Selling arms to the enemy
Media reports in mid-March said that despite Russia’s aggression, Ukraine’s vast industrial military complex is still selling products to it, one of its top clients. According to Dzerkalo Tyzhnia, two military production plants on March 13 shipped radar and guidance instruments for Russian tanks and aircraft. A factory in Zaporizhya in the south makes all the engines for Russia’s Mi-8, Mi-26, and Mi-35 helicopters, for example.
State-owned UkrOboronProm, which consolidates a number of multi-disciplinary enterprises in the defense industry, didn’t respond to a Kyiv Post inquiry on whether it is still fulfilling Russian orders. Likewise, Ukrspetseksport, the state-owned arms trading company, failed to respond to the Kyiv Post’s request for comments.

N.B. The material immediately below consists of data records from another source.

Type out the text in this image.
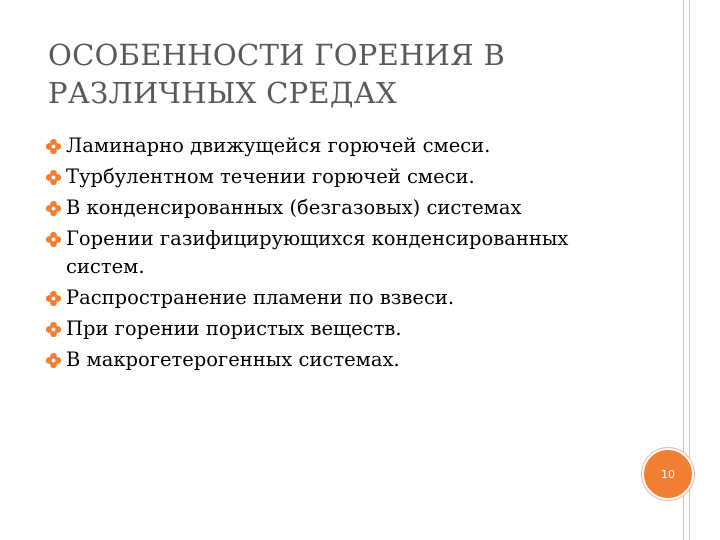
ОСОБЕННОСТИ ГОРЕНИЯ В
РАЗЛИЧНЫХ СРЕДАХ
Ламинарно движущейся горючей смеси.
Турбулентном течении горючей смеси.
В конденсированных (безгазовых) системах
Горении газифицирующихся конденсированных систем.
Распространение пламени по взвеси.
При горении пористых веществ.
В макрогетерогенных системах.
10
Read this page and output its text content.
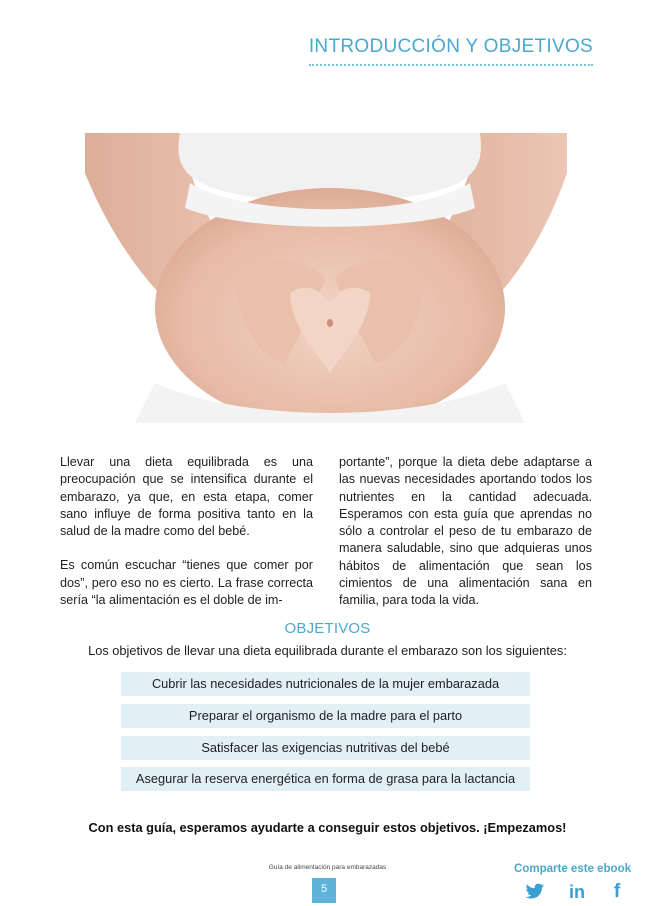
INTRODUCCIÓN Y OBJETIVOS

Llevar una dieta equilibrada es una preocupación que se intensifica durante el embarazo, ya que, en esta etapa, comer sano influye de forma positiva tanto en la salud de la madre como del bebé.

Es común escuchar “tienes que comer por dos”, pero eso no es cierto. La frase correcta sería “la alimentación es el doble de im-

portante”, porque la dieta debe adaptarse a las nuevas necesidades aportando todos los nutrientes en la cantidad adecuada. Esperamos con esta guía que aprendas no sólo a controlar el peso de tu embarazo de manera saludable, sino que adquieras unos hábitos de alimentación que sean los cimientos de una alimentación sana en familia, para toda la vida.

OBJETIVOS
Los objetivos de llevar una dieta equilibrada durante el embarazo son los siguientes:
Cubrir las necesidades nutricionales de la mujer embarazada
Preparar el organismo de la madre para el parto
Satisfacer las exigencias nutritivas del bebé
Asegurar la reserva energética en forma de grasa para la lactancia
Con esta guía, esperamos ayudarte a conseguir estos objetivos. ¡Empezamos!
Guía de alimentación para embarazadas
5
Comparte este ebook
in	f
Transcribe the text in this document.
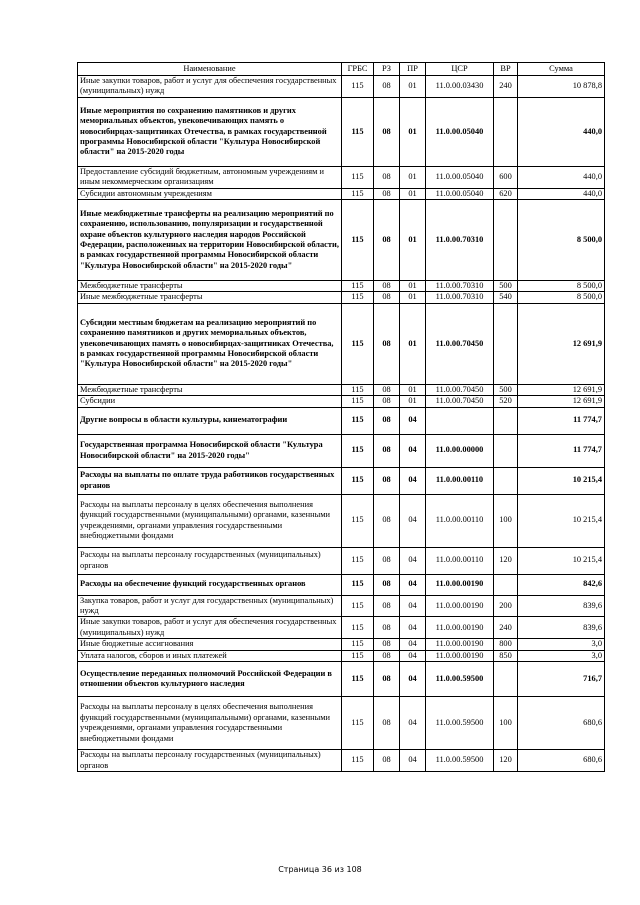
Наименование	ГРБС	РЗ	ПР	ЦСР	ВР	Сумма
Иные закупки товаров, работ и услуг для обеспечения государственных (муниципальных) нужд	115	08	01	11.0.00.03430	240	10 878,8
Иные мероприятия по сохранению памятников и других мемориальных объектов, увековечивающих память о новосибирцах-защитниках Отечества, в рамках государственной программы Новосибирской области "Культура Новосибирской области" на 2015-2020 годы	115	08	01	11.0.00.05040		440,0
Предоставление субсидий бюджетным, автономным учреждениям и иным некоммерческим организациям	115	08	01	11.0.00.05040	600	440,0
Субсидии автономным учреждениям	115	08	01	11.0.00.05040	620	440,0
Иные межбюджетные трансферты на реализацию мероприятий по сохранению, использованию, популяризации и государственной охране объектов культурного наследия народов Российской Федерации, расположенных на территории Новосибирской области, в рамках государственной программы Новосибирской области "Культура Новосибирской области" на 2015-2020 годы"	115	08	01	11.0.00.70310		8 500,0
Межбюджетные трансферты	115	08	01	11.0.00.70310	500	8 500,0
Иные межбюджетные трансферты	115	08	01	11.0.00.70310	540	8 500,0
Субсидии местным бюджетам на реализацию мероприятий по сохранению памятников и других мемориальных объектов, увековечивающих память о новосибирцах-защитниках Отечества, в рамках государственной программы Новосибирской области "Культура Новосибирской области" на 2015-2020 годы"	115	08	01	11.0.00.70450		12 691,9
Межбюджетные трансферты	115	08	01	11.0.00.70450	500	12 691,9
Субсидии	115	08	01	11.0.00.70450	520	12 691,9
Другие вопросы в области культуры, кинематографии	115	08	04			11 774,7
Государственная программа Новосибирской области "Культура Новосибирской области" на 2015-2020 годы"	115	08	04	11.0.00.00000		11 774,7
Расходы на выплаты по оплате труда работников государственных органов	115	08	04	11.0.00.00110		10 215,4
Расходы на выплаты персоналу в целях обеспечения выполнения функций государственными (муниципальными) органами, казенными учреждениями, органами управления государственными внебюджетными фондами	115	08	04	11.0.00.00110	100	10 215,4
Расходы на выплаты персоналу государственных (муниципальных) органов	115	08	04	11.0.00.00110	120	10 215,4
Расходы на обеспечение функций государственных органов	115	08	04	11.0.00.00190		842,6
Закупка товаров, работ и услуг для государственных (муниципальных) нужд	115	08	04	11.0.00.00190	200	839,6
Иные закупки товаров, работ и услуг для обеспечения государственных (муниципальных) нужд	115	08	04	11.0.00.00190	240	839,6
Иные бюджетные ассигнования	115	08	04	11.0.00.00190	800	3,0
Уплата налогов, сборов и иных платежей	115	08	04	11.0.00.00190	850	3,0
Осуществление переданных полномочий Российской Федерации в отношении объектов культурного наследия	115	08	04	11.0.00.59500		716,7
Расходы на выплаты персоналу в целях обеспечения выполнения функций государственными (муниципальными) органами, казенными учреждениями, органами управления государственными внебюджетными фондами	115	08	04	11.0.00.59500	100	680,6
Расходы на выплаты персоналу государственных (муниципальных) органов	115	08	04	11.0.00.59500	120	680,6
Страница 36 из 108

If Ukraine is still carrying out Russian orders, it should stop, said Valeriy Chaliy, deputy general director of Kyiv-based Razumkov Center.
“If Ukraine wants support from the West, it must act by example and stop selling arms to Russia and implement these measures,” he said.
This week, Germany led the way by announcing it was suspending military trade with Russia, its leading supplier of weapons. France has yet to make the move. Meanwhile in Canada, New Democratic Party Foreign Relations critic Paul Dewear said it makes no sense to impose political sanctions while continuing to sell weapons and military equipment to Russia. Canada sells military electronics, aircraft parts and spare parts for communications equipment to the Russians.